Speaking of art, tonight at 7:30 sharp, The Crimson Grail kicks off in Lincoln Center's Damrosch Park Band Shell. Vaquero's one of the conductors. He formally studied conducting as an undergrad with under a fine Viennese conductor, the late Kurt Frederick, a former pupil of Webern who escaped from the Nazis to Albuquerque. He loves conducting, though he doesn't get to do it very often because of the musical styles he works in.

I'm looking forward to this. From the reports Vaquero has provided out of rehearsals this is going to be a performance of very great beauty of sound.

Thursday, August 6, 2009

“Mais oui,” the young Lord Greystoke said . . . .

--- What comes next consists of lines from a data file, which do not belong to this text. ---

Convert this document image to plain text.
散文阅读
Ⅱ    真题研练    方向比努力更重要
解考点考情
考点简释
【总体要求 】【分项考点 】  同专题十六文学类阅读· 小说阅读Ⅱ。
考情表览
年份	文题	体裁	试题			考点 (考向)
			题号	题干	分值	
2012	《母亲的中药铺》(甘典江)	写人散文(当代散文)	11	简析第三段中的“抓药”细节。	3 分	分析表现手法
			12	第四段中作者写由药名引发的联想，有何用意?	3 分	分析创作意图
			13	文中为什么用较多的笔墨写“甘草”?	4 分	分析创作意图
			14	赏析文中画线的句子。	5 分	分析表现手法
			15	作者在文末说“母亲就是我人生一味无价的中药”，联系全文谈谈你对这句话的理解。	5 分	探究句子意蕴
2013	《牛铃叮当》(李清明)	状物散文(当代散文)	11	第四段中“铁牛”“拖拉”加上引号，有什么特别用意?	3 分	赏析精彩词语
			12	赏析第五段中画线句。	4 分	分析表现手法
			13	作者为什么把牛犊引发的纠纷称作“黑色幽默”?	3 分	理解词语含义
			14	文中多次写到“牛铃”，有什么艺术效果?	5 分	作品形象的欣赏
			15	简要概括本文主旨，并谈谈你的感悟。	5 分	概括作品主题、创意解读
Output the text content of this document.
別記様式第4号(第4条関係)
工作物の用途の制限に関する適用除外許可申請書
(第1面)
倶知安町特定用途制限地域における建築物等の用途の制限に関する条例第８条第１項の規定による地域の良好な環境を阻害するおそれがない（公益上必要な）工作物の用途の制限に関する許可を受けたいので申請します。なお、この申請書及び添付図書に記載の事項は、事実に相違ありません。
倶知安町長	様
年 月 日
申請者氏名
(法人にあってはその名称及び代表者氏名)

This summer in Paris Tarzan is the subject of a show at the Musée du Quai Branly. Incidentally, in England “Me Cheeta,” the comic “autobiography” of Tarzan’s sidekick, now a septuagenarian, was a finalist for the Man Booker Prize. The article further points out, amusingly, that the French have stuck Tarzan in a semiotic jungle.

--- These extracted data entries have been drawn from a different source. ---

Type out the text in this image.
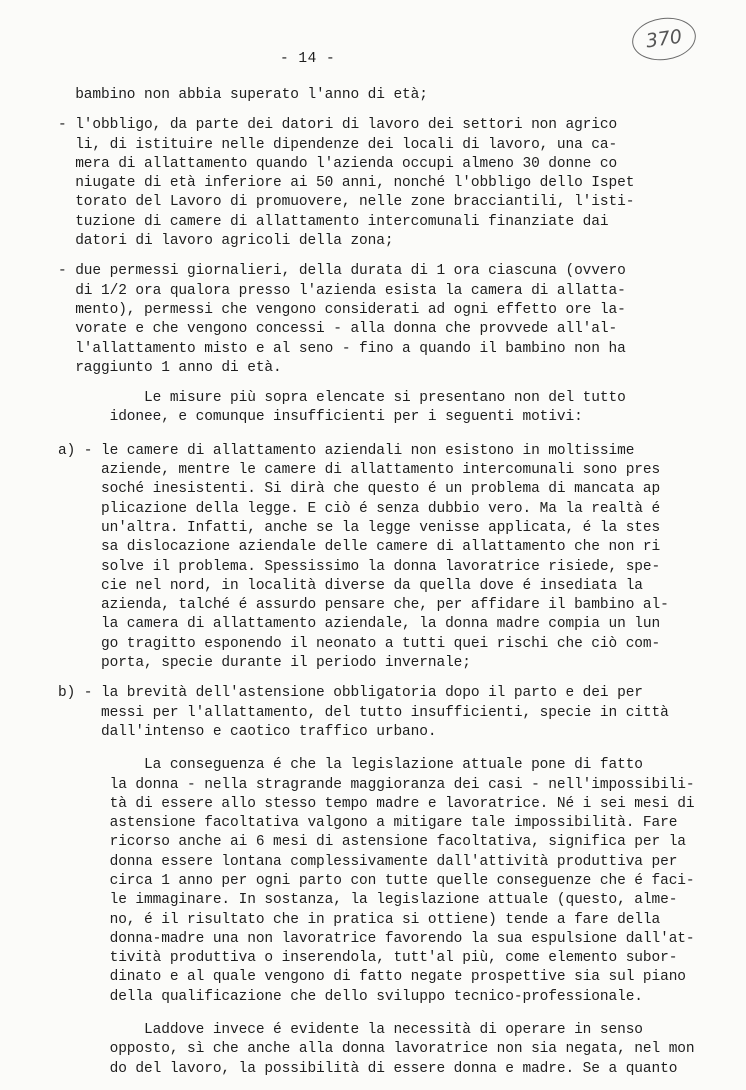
370
- 14 -
bambino non abbia superato l'anno di età;
- l'obbligo, da parte dei datori di lavoro dei settori non agrico
li, di istituire nelle dipendenze dei locali di lavoro, una ca-
mera di allattamento quando l'azienda occupi almeno 30 donne co
niugate di età inferiore ai 50 anni, nonché l'obbligo dello Ispet
torato del Lavoro di promuovere, nelle zone bracciantili, l'isti-
tuzione di camere di allattamento intercomunali finanziate dai
datori di lavoro agricoli della zona;
- due permessi giornalieri, della durata di 1 ora ciascuna (ovvero
di 1/2 ora qualora presso l'azienda esista la camera di allatta-
mento), permessi che vengono considerati ad ogni effetto ore la-
vorate e che vengono concessi - alla donna che provvede all'al-
l'allattamento misto e al seno - fino a quando il bambino non ha
raggiunto 1 anno di età.
Le misure più sopra elencate si presentano non del tutto
idonee, e comunque insufficienti per i seguenti motivi:
a) - le camere di allattamento aziendali non esistono in moltissime
aziende, mentre le camere di allattamento intercomunali sono pres
soché inesistenti. Si dirà che questo é un problema di mancata ap
plicazione della legge. E ciò é senza dubbio vero. Ma la realtà é
un'altra. Infatti, anche se la legge venisse applicata, é la stes
sa dislocazione aziendale delle camere di allattamento che non ri
solve il problema. Spessissimo la donna lavoratrice risiede, spe-
cie nel nord, in località diverse da quella dove é insediata la
azienda, talché é assurdo pensare che, per affidare il bambino al-
la camera di allattamento aziendale, la donna madre compia un lun
go tragitto esponendo il neonato a tutti quei rischi che ciò com-
porta, specie durante il periodo invernale;
b) - la brevità dell'astensione obbligatoria dopo il parto e dei per
messi per l'allattamento, del tutto insufficienti, specie in città
dall'intenso e caotico traffico urbano.
La conseguenza é che la legislazione attuale pone di fatto
la donna - nella stragrande maggioranza dei casi - nell'impossibili-
tà di essere allo stesso tempo madre e lavoratrice. Né i sei mesi di
astensione facoltativa valgono a mitigare tale impossibilità. Fare
ricorso anche ai 6 mesi di astensione facoltativa, significa per la
donna essere lontana complessivamente dall'attività produttiva per
circa 1 anno per ogni parto con tutte quelle conseguenze che é faci-
le immaginare. In sostanza, la legislazione attuale (questo, alme-
no, é il risultato che in pratica si ottiene) tende a fare della
donna-madre una non lavoratrice favorendo la sua espulsione dall'at-
tività produttiva o inserendola, tutt'al più, come elemento subor-
dinato e al quale vengono di fatto negate prospettive sia sul piano
della qualificazione che dello sviluppo tecnico-professionale.
Laddove invece é evidente la necessità di operare in senso
opposto, sì che anche alla donna lavoratrice non sia negata, nel mon
do del lavoro, la possibilità di essere donna e madre. Se a quanto
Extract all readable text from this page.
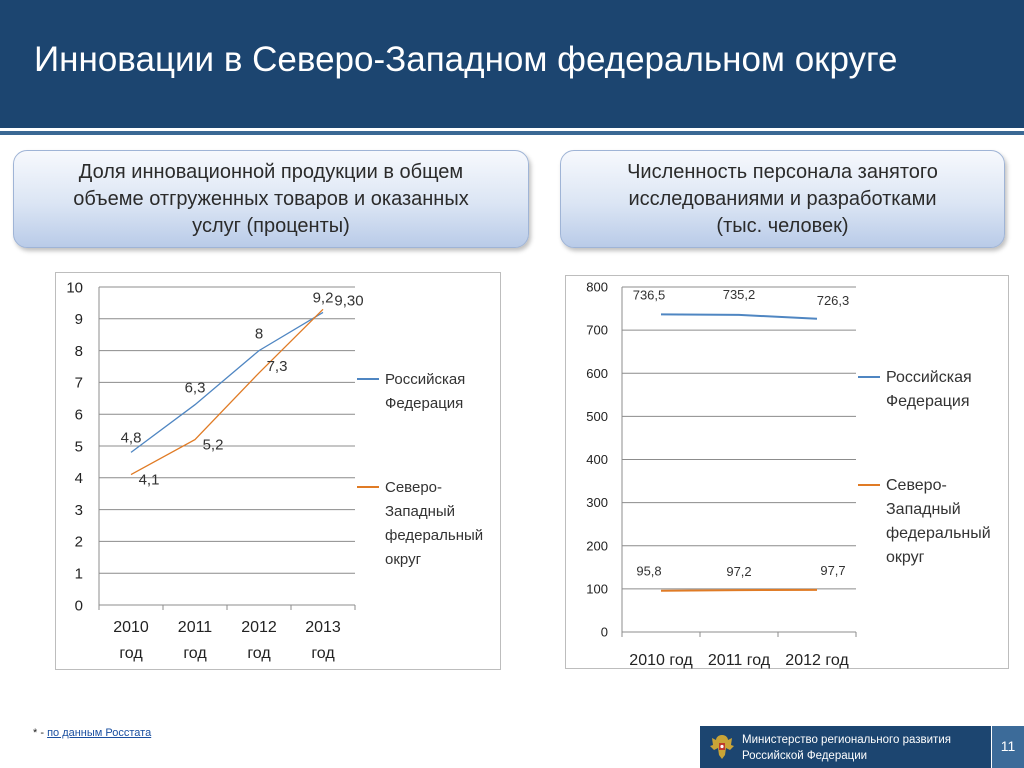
Инновации в Северо-Западном федеральном округе
Доля инновационной продукции в общем
объеме отгруженных товаров и оказанных
услуг (проценты)
Численность персонала занятого
исследованиями и разработками
(тыс. человек)
0
1
2
3
4
5
6
7
8
9
10
2010
год
2011
год
2012
год
2013
год
4,8
6,3
8
9,2
Российская
Федерация
4,1
5,2
7,3
9,30
Северо-
Западный
федеральный
округ
0
100
200
300
400
500
600
700
800
2010 год 2011 год 2012 год
736,5	735,2	726,3
Российская
Федерация
95,8	97,2	97,7
Северо-
Западный
федеральный
округ
* - по данным Росстата
Министерство регионального развития
Российской Федерации
11
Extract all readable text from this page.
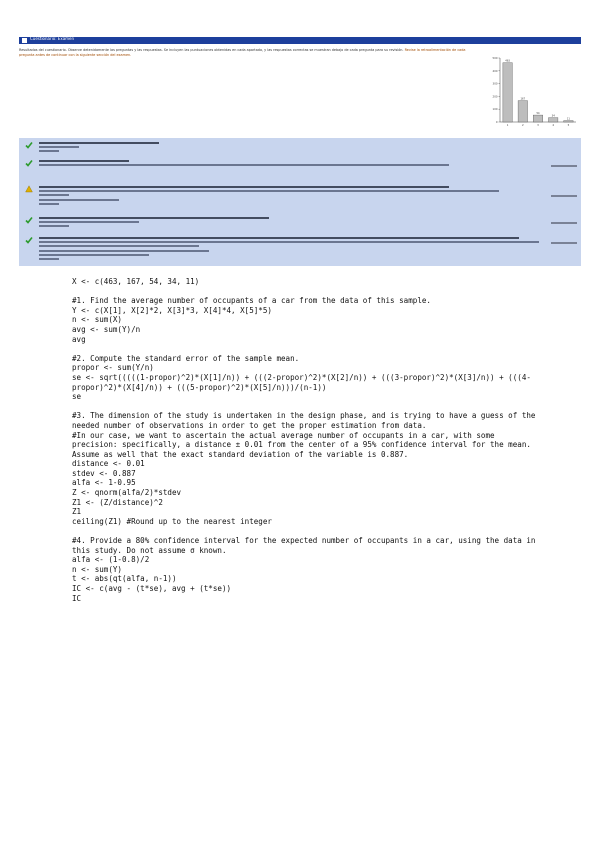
Cuestionario: Examen
Resultados del cuestionario. Observe detenidamente las preguntas y las respuestas. Se incluyen las puntuaciones obtenidas en cada apartado, y las respuestas correctas se muestran debajo de cada pregunta para su revisión. Revise la retroalimentación de cada pregunta antes de continuar con la siguiente sección del examen.
0
100
200
300
400
500
463
1
167
2
54
3
34
4
11
5
X <- c(463, 167, 54, 34, 11)
#1. Find the average number of occupants of a car from the data of this sample.
Y <- c(X[1], X[2]*2, X[3]*3, X[4]*4, X[5]*5)
n <- sum(X)
avg <- sum(Y)/n
avg
#2. Compute the standard error of the sample mean.
propor <- sum(Y/n)
se <- sqrt(((((1-propor)^2)*(X[1]/n)) + (((2-propor)^2)*(X[2]/n)) + (((3-propor)^2)*(X[3]/n)) + (((4-propor)^2)*(X[4]/n)) + (((5-propor)^2)*(X[5]/n)))/(n-1))
se
#3. The dimension of the study is undertaken in the design phase, and is trying to have a guess of the needed number of observations in order to get the proper estimation from data.
#In our case, we want to ascertain the actual average number of occupants in a car, with some precision: specifically, a distance ± 0.01 from the center of a 95% confidence interval for the mean. Assume as well that the exact standard deviation of the variable is 0.887.
distance <- 0.01
stdev <- 0.887
alfa <- 1-0.95
Z <- qnorm(alfa/2)*stdev
Z1 <- (Z/distance)^2
Z1
ceiling(Z1) #Round up to the nearest integer
#4. Provide a 80% confidence interval for the expected number of occupants in a car, using the data in this study. Do not assume σ known.
alfa <- (1-0.8)/2
n <- sum(Y)
t <- abs(qt(alfa, n-1))
IC <- c(avg - (t*se), avg + (t*se))
IC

"Its organizers cogitate, with Gallic élan, on Tarzan’s proto-environmentalism; his philosophical roots in Rousseau and the 19th-century nudist movement; his literary antecedents in Kipling and H. M. Stanley; and his mythological reliance on the stories of Hercules and Romulus and Remus. The exhibition also makes hay about the first words Tarzan uttered not in ape grunts but the language of civilized men:

“Mais oui,” the young Lord Greystoke said.


The exhibition’s principal curator, Roger Boulay, stressed how not just Tarzan films but also comics and books became a barometer of shifting political and social standards, in France no less than in America. The blue-blood colonialist defending Africa for white people for years played off against this country’s foreign escapades as well as its anxieties about miscegenation. Expurgated and unexpurgated versions of the comic strip were published here, one with Jane dressed for innocent French youngsters, the other with her in nature’s own to please more seasoned aficionados. An alliance of French Catholics and Communists eventually pushed through a law that, for a while, purged Tarzan from French movie theaters.

“For the Catholics it was the nudity,” Mr. Boulay explained. “For the Communists it was the fact that he was a violent, unemployed aristocrat who ate bananas.”

In America, Tarzan on screen, as he did in some of the later Burroughs books, went the way of late Dick Tracy in the funny pages. By the 1970s Tracy was battling outer space criminals on the Moon in a rocket-powered garbage can. Tarzan vanquished Vikings and ancient Romans and during World War II joined the Foreign Legion to fight the Japanese on Sumatra.

The exhibition ends with a French television advertisement for men’s perfume, directed by the great Jean-Paul Goude, from 2005. A male model joins leopards and monkeys drinking at a watering hole. “Guerlain Homme,” a voice-over intones. “For the animal in you.” It’s a throwback to the Tarzan who hadn’t yet morphed into a time-traveling Superman.

That’s one plausible explanation for the show’s popularity: fondness for a gadgetless hero from the days before “Transformers: Revenge of the Fallen.”

There’s also the cachet of the eco-warrior, which the exhibition pushes hardest and which plays well here in France: Tarzan protecting the jungle from greedy commercial interests. But Libération no doubt had it right. The Parisian boys glued the other morning to a video monitor playing a clip from “Tarzan and His Mate” (1934) didn’t seem to be rapt by the concept of environmental preservation."